RT-PCR analysis of At5PTase1 expression. cDNA was synthesized from 5 μg of wild-type rosette leaves (WT), At5PTase1 transgenic leaves (Trans), light-grown seedling (LGS), cauline leaf (Caul), rosette leaf (Ros), flower, and bolt RNAs with Murine Moloney Leukemia Virus-RT and oligo dT primer. After dilution, cDNAs were amplified with Taq polymerase using At5PTase1 or actin primers for 30 cycles (94^oC, 1 min, 56°C 1.5 min, and 72°C, 1 min) and were analyzed by gel electrophoresis.
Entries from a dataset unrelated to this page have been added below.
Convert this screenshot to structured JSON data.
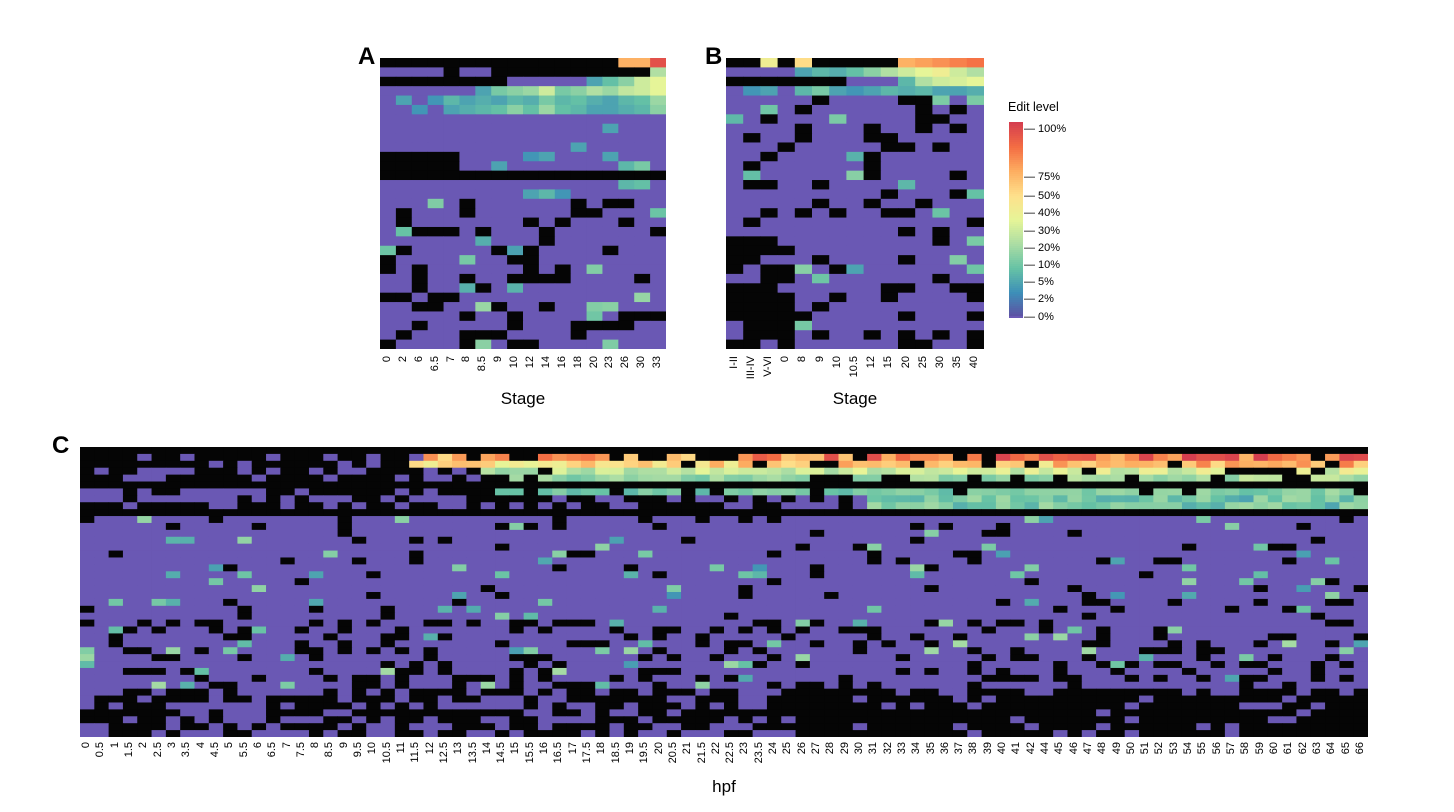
{
  "colors": {
    "missing": "#050505",
    "zero": "#6a58b4",
    "scale": [
      "#5e4fa2",
      "#3d8fb8",
      "#66c2a5",
      "#abdda4",
      "#e6f598",
      "#fee08b",
      "#fdae61",
      "#f46d43",
      "#d53e4f"
    ]
  },
  "panels": {
    "A": {
      "letter": "A",
      "x_title": "Stage",
      "rows": 31,
      "ticks": [
        "0",
        "2",
        "6",
        "6.5",
        "7",
        "8",
        "8.5",
        "9",
        "10",
        "12",
        "14",
        "16",
        "18",
        "20",
        "23",
        "26",
        "30",
        "33"
      ]
    },
    "B": {
      "letter": "B",
      "x_title": "Stage",
      "rows": 31,
      "ticks": [
        "I-II",
        "III-IV",
        "V-VI",
        "0",
        "8",
        "9",
        "10",
        "10.5",
        "12",
        "15",
        "20",
        "25",
        "30",
        "35",
        "40"
      ]
    },
    "C": {
      "letter": "C",
      "x_title": "hpf",
      "rows": 42,
      "ticks": [
        "0",
        "0.5",
        "1",
        "1.5",
        "2",
        "2.5",
        "3",
        "3.5",
        "4",
        "4.5",
        "5",
        "5.5",
        "6",
        "6.5",
        "7",
        "7.5",
        "8",
        "8.5",
        "9",
        "9.5",
        "10",
        "10.5",
        "11",
        "11.5",
        "12",
        "12.5",
        "13",
        "13.5",
        "14",
        "14.5",
        "15",
        "15.5",
        "16",
        "16.5",
        "17",
        "17.5",
        "18",
        "18.5",
        "19",
        "19.5",
        "20",
        "20.5",
        "21",
        "21.5",
        "22",
        "22.5",
        "23",
        "23.5",
        "24",
        "25",
        "26",
        "27",
        "28",
        "29",
        "30",
        "31",
        "32",
        "33",
        "34",
        "35",
        "36",
        "37",
        "38",
        "39",
        "40",
        "41",
        "42",
        "44",
        "45",
        "46",
        "47",
        "48",
        "49",
        "50",
        "51",
        "52",
        "53",
        "54",
        "55",
        "56",
        "57",
        "58",
        "59",
        "60",
        "61",
        "62",
        "63",
        "64",
        "65",
        "66"
      ]
    }
  },
  "legend": {
    "title": "Edit level",
    "labels": [
      "100%",
      "75%",
      "50%",
      "40%",
      "30%",
      "20%",
      "10%",
      "5%",
      "2%",
      "0%"
    ]
  },
  "chart_data": [
    {
      "type": "heatmap",
      "panel": "A",
      "xlabel": "Stage",
      "ylabel": "",
      "categories": [
        "0",
        "2",
        "6",
        "6.5",
        "7",
        "8",
        "8.5",
        "9",
        "10",
        "12",
        "14",
        "16",
        "18",
        "20",
        "23",
        "26",
        "30",
        "33"
      ],
      "value_label": "Edit level",
      "scale": [
        "0%",
        "2%",
        "5%",
        "10%",
        "20%",
        "30%",
        "40%",
        "50%",
        "75%",
        "100%"
      ],
      "row_edit_levels": [
        [
          null,
          null,
          null,
          null,
          null,
          null,
          null,
          null,
          null,
          null,
          null,
          null,
          null,
          null,
          null,
          0.55,
          0.55,
          0.9
        ],
        [
          0,
          0,
          0,
          0,
          null,
          0,
          0,
          null,
          null,
          null,
          null,
          null,
          null,
          null,
          null,
          null,
          null,
          0.15
        ],
        [
          null,
          null,
          null,
          null,
          null,
          null,
          null,
          null,
          0,
          0,
          0,
          0,
          0,
          0.03,
          0.06,
          0.1,
          0.2,
          0.25
        ],
        [
          0,
          0,
          0,
          0,
          0,
          0,
          0.03,
          0.08,
          0.1,
          0.12,
          0.2,
          0.08,
          0.1,
          0.15,
          0.12,
          0.18,
          0.2,
          0.25
        ],
        [
          0,
          0.03,
          0,
          0.02,
          0.05,
          0.03,
          0.04,
          0.03,
          0.05,
          0.04,
          0.08,
          0.05,
          0.06,
          0.04,
          0.03,
          0.05,
          0.06,
          0.12
        ],
        [
          0,
          0,
          0.02,
          0,
          0.03,
          0.04,
          0.05,
          0.06,
          0.1,
          0.06,
          0.12,
          0.06,
          0.05,
          0.03,
          0.03,
          0.04,
          0.05,
          0.1
        ],
        [
          0,
          0,
          0,
          0,
          0,
          0,
          0,
          0,
          0,
          0,
          0,
          0,
          0,
          0,
          0,
          0,
          0,
          0
        ],
        [
          0,
          0,
          0,
          0,
          0,
          0,
          0,
          0,
          0,
          0,
          0,
          0,
          0,
          0,
          0.03,
          0,
          0,
          0
        ],
        [
          0,
          0,
          0,
          0,
          0,
          0,
          0,
          0,
          0,
          0,
          0,
          0,
          0,
          0,
          0,
          0,
          0,
          0
        ],
        [
          0,
          0,
          0,
          0,
          0,
          0,
          0,
          0,
          0,
          0,
          0,
          0,
          0.03,
          0,
          0,
          0,
          0,
          0
        ],
        [
          null,
          null,
          null,
          null,
          null,
          0,
          0,
          0,
          0,
          0.02,
          0.03,
          0,
          0,
          0,
          0.03,
          0,
          0,
          0
        ],
        [
          null,
          null,
          null,
          null,
          null,
          0,
          0,
          0.03,
          0,
          0,
          0,
          0,
          0,
          0,
          0,
          0.05,
          0.08,
          0
        ],
        [
          null,
          null,
          null,
          null,
          null,
          null,
          null,
          null,
          null,
          null,
          null,
          null,
          null,
          null,
          null,
          null,
          null,
          null
        ],
        [
          0,
          0,
          0,
          0,
          0,
          0,
          0,
          0,
          0,
          0,
          0,
          0,
          0,
          0,
          0,
          0.05,
          0.06,
          0
        ],
        [
          0,
          0,
          0,
          0,
          0,
          0,
          0,
          0,
          0,
          0.03,
          0.05,
          0.02,
          0,
          0,
          0,
          0,
          0,
          0
        ]
      ]
    },
    {
      "type": "heatmap",
      "panel": "B",
      "xlabel": "Stage",
      "ylabel": "",
      "categories": [
        "I-II",
        "III-IV",
        "V-VI",
        "0",
        "8",
        "9",
        "10",
        "10.5",
        "12",
        "15",
        "20",
        "25",
        "30",
        "35",
        "40"
      ],
      "value_label": "Edit level",
      "scale": [
        "0%",
        "2%",
        "5%",
        "10%",
        "20%",
        "30%",
        "40%",
        "50%",
        "75%",
        "100%"
      ],
      "row_edit_levels": [
        [
          null,
          null,
          0.3,
          null,
          0.4,
          null,
          null,
          null,
          null,
          null,
          0.55,
          0.6,
          0.65,
          0.7,
          0.75
        ],
        [
          0,
          0,
          0,
          0,
          0.03,
          0.05,
          0.04,
          0.06,
          0.1,
          0.15,
          0.2,
          0.25,
          0.3,
          0.2,
          0.15
        ],
        [
          null,
          null,
          null,
          null,
          null,
          null,
          null,
          0,
          0,
          0,
          0.05,
          0.15,
          0.2,
          0.22,
          0.25
        ],
        [
          0,
          0.02,
          0.03,
          0,
          0.05,
          0.08,
          0.03,
          0.02,
          0.03,
          0.05,
          0.04,
          0.05,
          0.03,
          0.03,
          0.04
        ]
      ]
    },
    {
      "type": "heatmap",
      "panel": "C",
      "xlabel": "hpf",
      "ylabel": "",
      "categories": [
        "0",
        "0.5",
        "1",
        "1.5",
        "2",
        "2.5",
        "3",
        "3.5",
        "4",
        "4.5",
        "5",
        "5.5",
        "6",
        "6.5",
        "7",
        "7.5",
        "8",
        "8.5",
        "9",
        "9.5",
        "10",
        "10.5",
        "11",
        "11.5",
        "12",
        "12.5",
        "13",
        "13.5",
        "14",
        "14.5",
        "15",
        "15.5",
        "16",
        "16.5",
        "17",
        "17.5",
        "18",
        "18.5",
        "19",
        "19.5",
        "20",
        "20.5",
        "21",
        "21.5",
        "22",
        "22.5",
        "23",
        "23.5",
        "24",
        "25",
        "26",
        "27",
        "28",
        "29",
        "30",
        "31",
        "32",
        "33",
        "34",
        "35",
        "36",
        "37",
        "38",
        "39",
        "40",
        "41",
        "42",
        "44",
        "45",
        "46",
        "47",
        "48",
        "49",
        "50",
        "51",
        "52",
        "53",
        "54",
        "55",
        "56",
        "57",
        "58",
        "59",
        "60",
        "61",
        "62",
        "63",
        "64",
        "65",
        "66"
      ],
      "value_label": "Edit level",
      "scale": [
        "0%",
        "2%",
        "5%",
        "10%",
        "20%",
        "30%",
        "40%",
        "50%",
        "75%",
        "100%"
      ],
      "row_edit_levels_summary": [
        {
          "row": 1,
          "from_hpf": "12",
          "to_hpf": "66",
          "approx_level": 0.7
        },
        {
          "row": 2,
          "from_hpf": "11",
          "to_hpf": "66",
          "approx_level": 0.45
        },
        {
          "row": 3,
          "from_hpf": "14",
          "to_hpf": "66",
          "approx_level": 0.2
        },
        {
          "row": 4,
          "from_hpf": "15",
          "to_hpf": "66",
          "approx_level": 0.12
        },
        {
          "row": 6,
          "from_hpf": "14",
          "to_hpf": "66",
          "approx_level": 0.08
        }
      ]
    }
  ]
}
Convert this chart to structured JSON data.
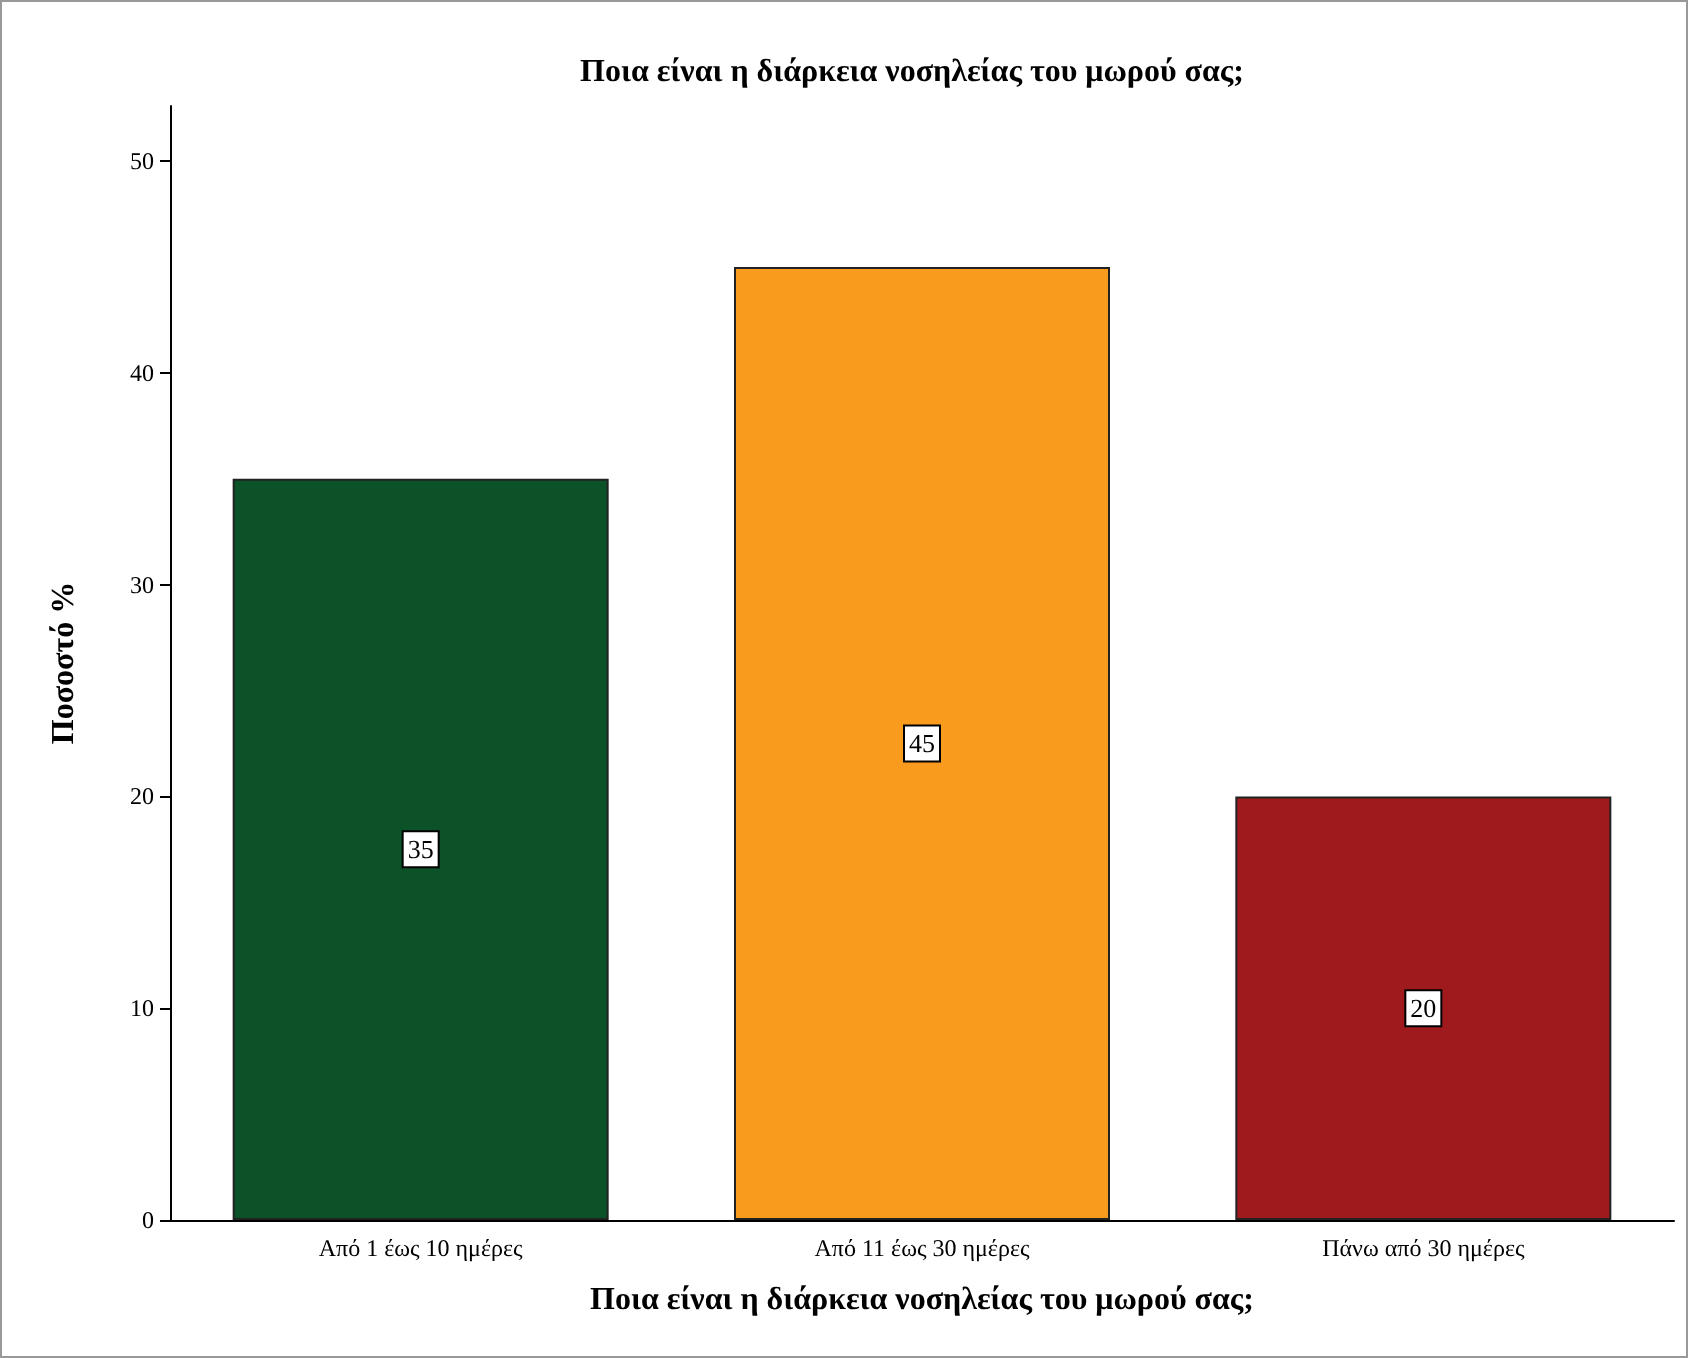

The At5PTase1 negative control (−) contained no RNA template. In addition, no products were amplified in reactions using each At5PTase 1 or actin primer alone. A 100-bp DNA ladder was used as a marker (M).

Figure 7

Phylogenetic analysis of 5PTase proteins. 5PTase protein sequences were aligned with ClustalW software. Alignments were analyzed with the ProtPars function of Phylip available by web interface on the Institute Pasteur Server (http://bioweb.pasteur.fr/seqanal/phylogeny/intro-uk.html) to generate an unrooted tree. Percentage bootstrap values of 500 replicates are given at each branch point. Branch lengths are to scale. Accession numbers are given for all except Type I 5PTase (CAA54676), Type II 5PTase (P32019), OCRL (AAB03839), Synaptojanin 1 (AAC51921), Ship 1 (AAB53573), Inp51(NP 012264), Inp52 (NP 014293), Inp53 (NP 014752), and Inp54 (NP 014576). At5PTase2 and CAB41466 were previously identified in the database as putative 5PTase genes. Accompanying information on size and substrate specificity can be found online in the supplemental data.